During 2022, our economy finally returned to the same employment level as pre-pandemic. During February 2020, there were 152MM employed Americans. During the height of the pandemic-related uncertainty, the total number of employed Americans decreased to 130MM in April 2020.
In subsequent months the economy began re-adding jobs rapidly, yet by the end of 2020, the number of jobs added began to taper off. At the start of 2022, the economy employed 149MM Americans, which was approx 3MM less than the pre-pandemic peak. As of November 2022, the economy employed 153MM Americans, which was slightly more than the pre-pandemic peak.
How does the employment rate affect my decision to finance equipment?
Our report indicates that the economy has returned to pre-pandemic levels of employment, and is even slightly exceeding those levels.
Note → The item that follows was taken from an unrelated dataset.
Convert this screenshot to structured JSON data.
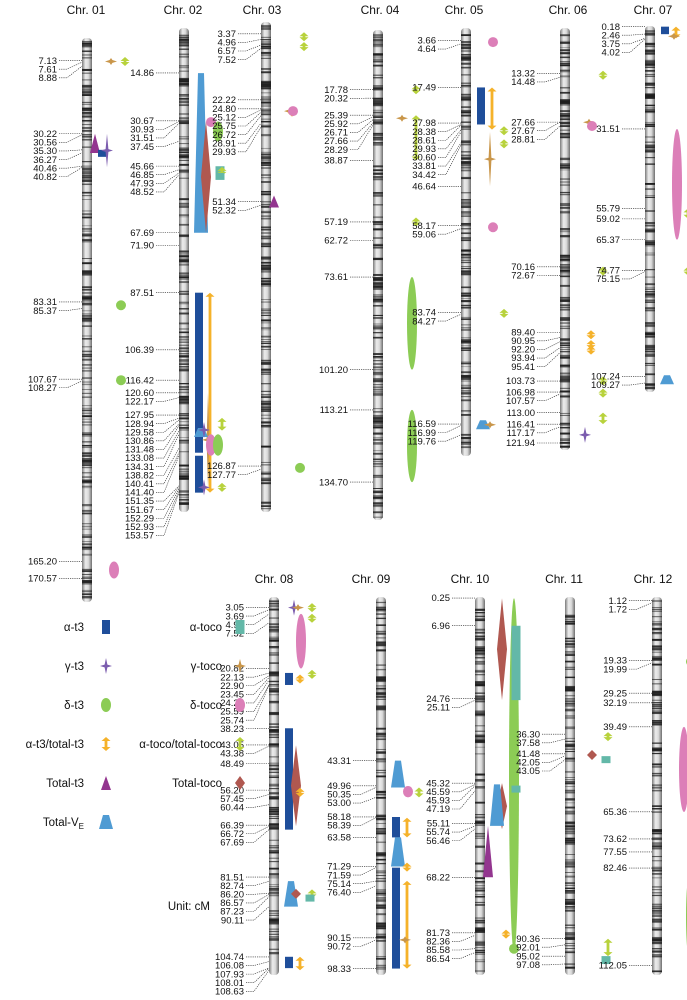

The labor market remains historically tight, with a high number of job openings and relatively low unemployment.
This suggests that businesses are hiring and expanding, which may require them to purchase new equipment or upgrade their existing equipment in order to stay competitive and meet increased demand. Taking out an equipment loan can help businesses access the equipment they need to grow and succeed in a tight labor market.
An equipment loan can provide the necessary financing to take advantage of these opportunities and support the growth of the workforce with new and better equipment.
While our economy faced a variety of headwinds during 2022, the majority of these challenges are either a product of inflation or a source of inflation. The Federal Reserve increased interest rates 7 times during 2022, to combat inflation.
Economic growth slowed during 2022, as the increasing interest rates encouraged a reduction in spending. The increase in interest rates also contributed to a correction in the stock market. The surge in fuel prices during mid-2022 helped drive inflation even higher. Lastly, the tight labor market pressured businesses into increasing wages, further exacerbating inflation.
The end of 2022 shows some optimism. Inflation seems to have peaked during mid-2022, with inflation running closer to target levels for the last few months of the year. The Federal Reserve’s interest rate-rising campaign seems to be slowing down, which is positive for the stock market and general economic growth. Fuel prices also decreased significantly during the later months of the year. While 2022 was a challenging year, our economy remains resilient.